Robert Carter generally used a return address of "Rappahannock" for the river on which he lived rather than "Corotoman," the name of his home, on his correspondence, especially to merchants abroad. The county and colony have been added for clarity.
 The Burwell
was commanded by Captain Constantine Cant and may have been owned by William Dawkins and Micajah Perry as Carter reported her December 1723 arrival to each of them. ( Survey Report 06445 sumarizing "Adm. 68/196," "Greenwich Hospital: General Accounts. the Names of Ships and The Accounts Paid for Sixpences at the Port of London;" Survey Report 05336 summarizing "Admiralty-Miscellanea, Register of Passes, 1731-1733," etc., found in the microfilms of the Virginia Colonial Records Project, Albert and Shirley Small Special Collections Library, University of Virginia.

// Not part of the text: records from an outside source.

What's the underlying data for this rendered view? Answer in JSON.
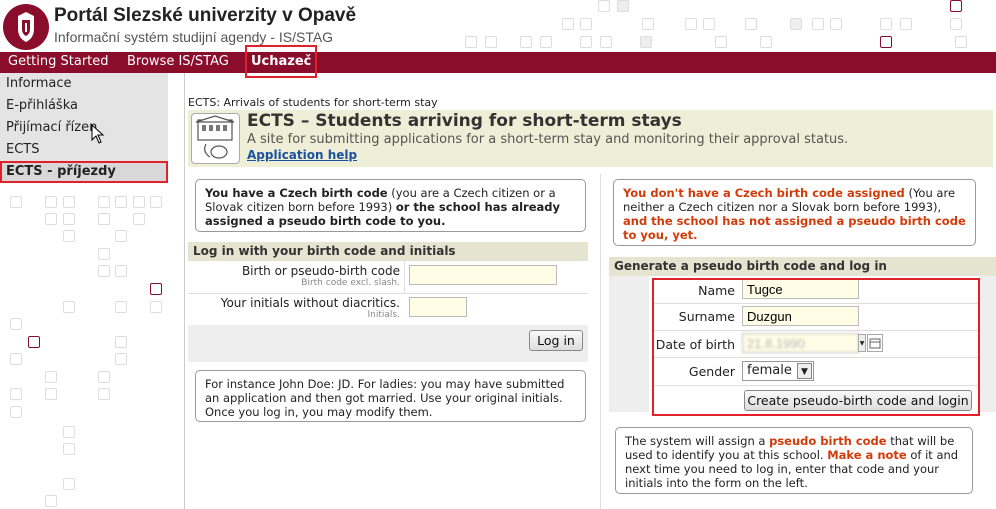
{
  "header": {
    "title": "Portál Slezské univerzity v Opavě",
    "subtitle": "Informační systém studijní agendy - IS/STAG"
  },
  "menubar": {
    "items": [
      "Getting Started",
      "Browse IS/STAG",
      "Uchazeč"
    ]
  },
  "sidebar": {
    "items": [
      "Informace",
      "E-přihláška",
      "Přijímací řízen",
      "ECTS",
      "ECTS - příjezdy"
    ],
    "active_index": 4
  },
  "breadcrumb": "ECTS: Arrivals of students for short-term stay",
  "banner": {
    "title": "ECTS – Students arriving for short-term stays",
    "description": "A site for submitting applications for a short-term stay and monitoring their approval status.",
    "help_link": "Application help"
  },
  "left": {
    "czech_box": {
      "bold1": "You have a Czech birth code",
      "normal": " (you are a Czech citizen or a Slovak citizen born before 1993) ",
      "bold2": "or the school has already assigned a pseudo birth code to you."
    },
    "login_title": "Log in with your birth code and initials",
    "birth_label": "Birth or pseudo-birth code",
    "birth_hint": "Birth code excl. slash.",
    "birth_value": "",
    "initials_label": "Your initials without diacritics.",
    "initials_hint": "Initials.",
    "initials_value": "",
    "login_button": "Log in",
    "johndoe_text": "For instance John Doe: JD. For ladies: you may have submitted an application and then got married. Use your original initials. Once you log in, you may modify them."
  },
  "right": {
    "nocode_box": {
      "red1": "You don't have a Czech birth code assigned",
      "normal": " (You are neither a Czech citizen nor a Slovak born before 1993), ",
      "red2": "and the school has not assigned a pseudo birth code to you, yet."
    },
    "gen_title": "Generate a pseudo birth code and log in",
    "name_label": "Name",
    "name_value": "Tugce",
    "surname_label": "Surname",
    "surname_value": "Duzgun",
    "dob_label": "Date of birth",
    "dob_value": "21.8.1990",
    "gender_label": "Gender",
    "gender_value": "female",
    "create_button": "Create pseudo-birth code and login",
    "system_box": {
      "t1": "The system will assign a ",
      "r1": "pseudo birth code",
      "t2": " that will be used to identify you at this school. ",
      "r2": "Make a note",
      "t3": " of it and next time you need to log in, enter that code and your initials into the form on the left."
    }
  },
  "colors": {
    "brand": "#8a0e2b",
    "highlight": "#e0202a",
    "warning_text": "#d23b0a",
    "link": "#1a52a0"
  }
}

 Carter may refer to an excise tax which the colonists favored because of a variety of problems with the taxes on their tobacco, and particularly because of the act of parliament to which Carter refers earlier in his letter. Collecting debts owed by colonists to merchants in Great Britain was difficult for the merchants because of restrictive laws about proof of debts in Britain, and because there were two sets of books 3,000 miles apart, that carried the details of each transaction. In 1732 British merchants got through the act of parliament that made it much easier for them to collect these debts "merely on their own oaths" and which allowed them "to attach both real estate and slaves to secure them." (Billings. et al.
Colonial Virginia: A History.
 The editor has been unable to determine what word Carter meant from what the clerk wrote down.
 Carter's remark was prophetic for he had less than a month to live.
 Several vessels named The Loyalty
sailed to Virginia. One commanded by Francis Wallis cleared from Poole for Virginia in 1726. Captain Edward Loxam commanded a vessel of this name in 1729-1732 as did James Tarleton in 1732. (Survey Report 09727, Virginia Colonial Records Project, Albert and Shirley Small Special Collections Library, University of Virginia. See Carter's letters to John Pemberton April 15,1730
and August 4, 1731
This text, originally posted in 2006, was revised June 20, 2016, to add footnotes and strengthen the modern language version text.